Поднимается ветер, маленькие волны на глазах вырастают во все более высокие, грозные валы. Ветер гонит их к берегу, отчего нашим противникам все труднее достигать судна.

Оставшиеся на палубе грызуны дерутся с гибельным отчаянием.

В жизни не видывала таких агрессивных крыс.

Но их количество постепенно уменьшается.

Мы одерживаем верх над последними изможденными воинами. Они лишаются способности причинять нам вред, а потом и жизни.

Все успокаивается, воцаряется тишина. Слышен только рокот прибоя.

– МЫ ПОБЕДИЛИ! – кричит Шампольон сначала на кошачьем языке, потом на человечьем.

Так-то оно так, но какой ценой

Вокруг нас валяются сотни трупов: это не только толстые американские крысы, но и люди, собаки, свиньи.

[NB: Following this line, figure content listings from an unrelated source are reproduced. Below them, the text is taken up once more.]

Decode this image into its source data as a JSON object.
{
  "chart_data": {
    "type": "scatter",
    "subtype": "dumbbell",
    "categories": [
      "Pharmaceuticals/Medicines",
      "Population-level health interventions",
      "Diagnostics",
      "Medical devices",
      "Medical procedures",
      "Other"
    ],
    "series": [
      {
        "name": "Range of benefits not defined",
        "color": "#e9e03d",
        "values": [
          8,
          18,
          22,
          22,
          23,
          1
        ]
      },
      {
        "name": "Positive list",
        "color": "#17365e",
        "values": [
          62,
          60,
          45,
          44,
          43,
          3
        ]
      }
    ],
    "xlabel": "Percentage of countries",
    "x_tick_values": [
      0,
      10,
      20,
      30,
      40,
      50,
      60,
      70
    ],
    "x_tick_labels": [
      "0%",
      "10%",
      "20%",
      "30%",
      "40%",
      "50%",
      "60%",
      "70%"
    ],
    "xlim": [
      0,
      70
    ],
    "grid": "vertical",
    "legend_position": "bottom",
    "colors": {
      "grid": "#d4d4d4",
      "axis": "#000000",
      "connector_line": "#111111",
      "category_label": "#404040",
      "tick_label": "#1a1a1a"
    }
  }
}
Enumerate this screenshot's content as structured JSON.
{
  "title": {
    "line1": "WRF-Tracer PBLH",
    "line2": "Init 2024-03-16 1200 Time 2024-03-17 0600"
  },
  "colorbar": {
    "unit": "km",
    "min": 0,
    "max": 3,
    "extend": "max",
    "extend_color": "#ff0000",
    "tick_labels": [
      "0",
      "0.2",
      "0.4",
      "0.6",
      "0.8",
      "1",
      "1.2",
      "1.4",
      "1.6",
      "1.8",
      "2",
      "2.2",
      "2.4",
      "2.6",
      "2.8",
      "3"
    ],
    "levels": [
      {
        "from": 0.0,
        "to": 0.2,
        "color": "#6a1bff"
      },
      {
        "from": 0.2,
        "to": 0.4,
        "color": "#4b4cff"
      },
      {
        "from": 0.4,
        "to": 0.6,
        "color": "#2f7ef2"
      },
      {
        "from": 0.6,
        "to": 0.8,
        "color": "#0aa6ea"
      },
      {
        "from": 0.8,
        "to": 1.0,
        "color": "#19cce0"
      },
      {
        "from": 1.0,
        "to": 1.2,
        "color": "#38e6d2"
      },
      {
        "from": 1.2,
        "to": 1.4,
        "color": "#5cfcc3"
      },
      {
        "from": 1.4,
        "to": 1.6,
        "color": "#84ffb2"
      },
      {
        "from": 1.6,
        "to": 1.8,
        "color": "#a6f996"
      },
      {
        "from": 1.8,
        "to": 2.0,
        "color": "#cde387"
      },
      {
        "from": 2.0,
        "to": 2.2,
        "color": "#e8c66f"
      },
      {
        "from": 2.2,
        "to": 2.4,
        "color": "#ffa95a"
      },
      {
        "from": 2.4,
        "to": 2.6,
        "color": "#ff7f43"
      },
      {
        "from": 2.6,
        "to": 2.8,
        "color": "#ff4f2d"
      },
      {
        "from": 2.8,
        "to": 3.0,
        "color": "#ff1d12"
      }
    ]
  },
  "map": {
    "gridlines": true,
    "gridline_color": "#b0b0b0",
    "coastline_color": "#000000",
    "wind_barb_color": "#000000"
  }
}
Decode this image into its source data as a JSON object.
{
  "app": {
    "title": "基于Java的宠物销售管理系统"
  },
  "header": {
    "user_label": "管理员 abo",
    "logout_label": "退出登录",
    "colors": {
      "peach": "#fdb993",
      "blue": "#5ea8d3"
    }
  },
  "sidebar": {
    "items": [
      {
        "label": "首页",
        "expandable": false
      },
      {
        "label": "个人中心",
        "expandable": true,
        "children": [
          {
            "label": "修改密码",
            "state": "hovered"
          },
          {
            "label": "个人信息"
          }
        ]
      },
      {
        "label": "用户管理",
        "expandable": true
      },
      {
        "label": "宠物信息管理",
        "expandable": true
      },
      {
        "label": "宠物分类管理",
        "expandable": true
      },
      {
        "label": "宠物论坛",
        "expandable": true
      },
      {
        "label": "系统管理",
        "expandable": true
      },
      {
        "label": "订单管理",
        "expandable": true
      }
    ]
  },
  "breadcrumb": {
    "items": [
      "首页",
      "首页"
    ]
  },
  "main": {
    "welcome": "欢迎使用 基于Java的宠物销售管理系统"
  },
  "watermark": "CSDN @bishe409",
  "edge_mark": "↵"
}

Невредимыми остались, не считая меня самой, только Натали, Роман, Пифагор, Анжело, Шампольон и Эсмеральда.

Нас было 274, а теперь осталось только… семеро.

Новая ситуация – то, что мы так быстро понесли такие тяжелые потери, – отчасти застает меня врасплох.

Вижу покрытое глубокими ранами бездыханное тело Наполеона. Тело Бадинтера – одна сплошная рана, розовое кровавое месиво.

Не могу отвести глаз от всех этих кошек, людей, собак, свиней, совершивших вместе с нами переход через океан. Я уже начала их различать, считала их будущими пионерами заокеанского материка. Теперь они – всего лишь груды мяса, привлекающие мух.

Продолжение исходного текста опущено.